We often talk of how important reflection is in our work. But did you ever write “The Speech?” Have you ever sat down for an hour or two, preferably with your favorite coffee mug close by, and committed it to paper? I’m not asking you to write anything like Randy Pausch did several years back when he was dying of cancer, but it’s something that is inside each one of you, and needs to come out. There’s the “If I ran this place this is how it would work” speech, the emotional “death of a colleague or student” speech and a wide selection of personal themes depending all on your mood, your message, and what you need to share. Whatever speaks to you. My favorite is the “final speech,” the last lecture in its purest form, a look back on all that you’ve done, tried to do, succeeded at, failed at, and hoped for. I visualize my colleagues and students while I write it to gauge their reactions. The things I thought were funny, the things I learned from, the stuff that I wish I could change but cannot, the people I needed to thank. But mostly, the feelings and reflections on what happened over the past four years.

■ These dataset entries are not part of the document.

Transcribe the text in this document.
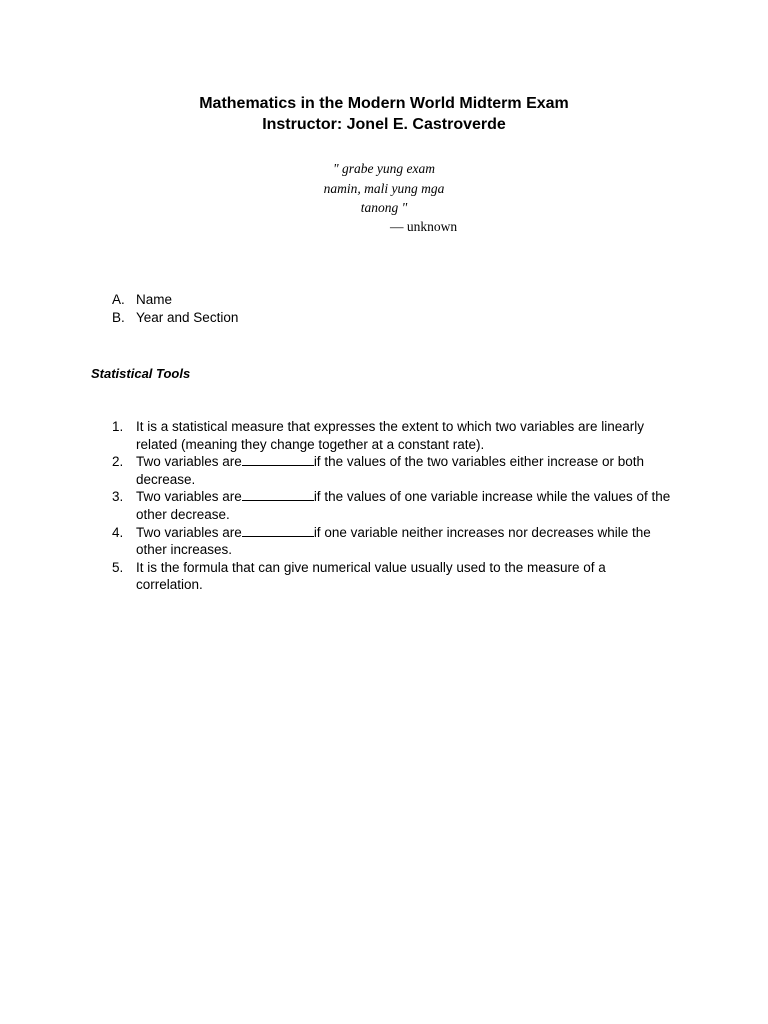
Mathematics in the Modern World Midterm Exam

Instructor: Jonel E. Castroverde

" grabe yung exam
namin, mali yung mga
tanong "
— unknown
A. Name
B. Year and Section
Statistical Tools
1. It is a statistical measure that expresses the extent to which two variables are linearly related (meaning they change together at a constant rate).
2. Two variables are	if the values of the two variables either increase or both decrease.
3. Two variables are	if the values of one variable increase while the values of the other decrease.
4. Two variables are	if one variable neither increases nor decreases while the other increases.
5. It is the formula that can give numerical value usually used to the measure of a correlation.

It was harder than I thought. There are things people have said that you want to correct, actions you’ve taken that you want to clarify, people you’ve hurt with whom you want to make amends, students who inspired you who you want to thank. Giving credit where credit was due. Opening yourself up to criticism, judgment, observation. Stephen Barkley, a lecturer and teacher trainer, said at the April ECIS Conference in Berlin that “teaching is a team sport and a public act.” It was astonishing to hear it put in such a way. When do we ever express that feeling? So, I imagined my audience of peers and colleagues as I wrote, some shifting uncomfortably in their seats, some smiling with acknowledgement, some maybe even puzzled. But when I finished it felt cathartic. There it was. Four years of work. The goods, bads and the uglies. What I learned from it, what I hoped to take away, and what I even regretted. All in the context of hoping that I made a difference.
If you cry at least once while you do this, you’re on the right track. Get writing.